Tri was injured a couple times, including from a small landmine. He tells me that when it happened, he dived to the side when it exploded. Somehow he didn't lose his foot. He showed me some scars on his lower leg, and he tells me, “My leg, it’s ok!”

As he was a good soldier with some education, Tri became an officer, and went to Hanoi to train for one year. After returning, he rose to the Cambodian Army’s equivalent rank of captain, commanding 200 soldiers.

Tri stayed in the Army for 12 years, but he grew tired of war. He tells me that he left the army, because he came to believe that the Vietnamese just wanted the Cambodians to kill other Cambodians.

He soon found a more productive job for his skills. He became a deminer for United Nations Transitional Authority in Cambodia (UNTAC). He even cleared  landmines and unexploded ordinance from the ghost town atop Bokor Mountain, which we were leaving now. He had worked the old French hill station for months, with a demining crew of 50 men.

I asked Tri, “How many mines did you clear up here?”

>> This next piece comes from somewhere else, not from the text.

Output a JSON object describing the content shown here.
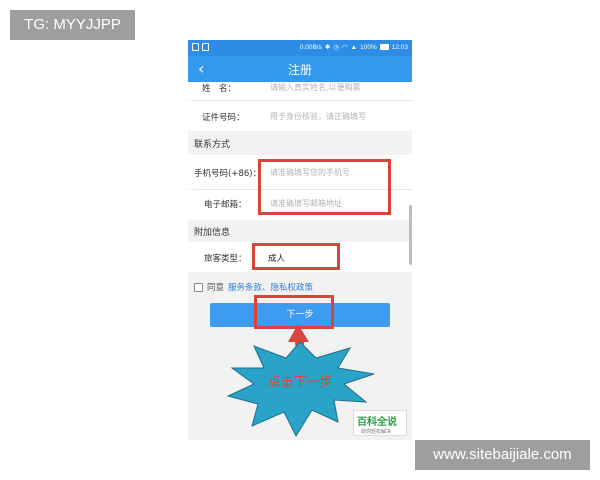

He thought it over. “Many. 400, maybe 500,” he said. That's a lot of dangerous explosives to handle.

Eventually the funding for demining ran out, and his UNTAC demining crew was disbanded. Since then Tri has lived mostly in Kampot, where our truck is heading now.

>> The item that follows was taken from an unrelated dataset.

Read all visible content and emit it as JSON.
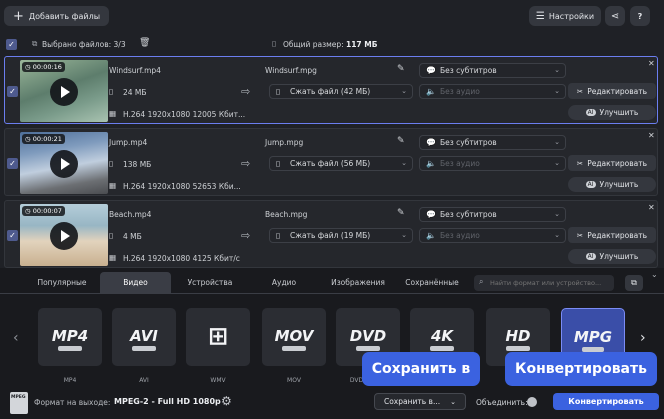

Tri the survivor has done pretty well for himself, under the circumstances. He now has a family with five children. Two of his kids are now working adults, so his burden is not so heavy these days. Tri is very much in demand as a guide, especially to climb Bokor Mountain. After we arrive back in town, Tri will spend the evening with his family. Then tomorrow morning, he'll be rested and ready to climb the mountain once again. He's so fit, he could almost run to the top if he wanted. 

Less than two hours later I’m back in Kampot. I bid goodbye to my amazing guide Tri. By afternoon, I’m back on the road out of town.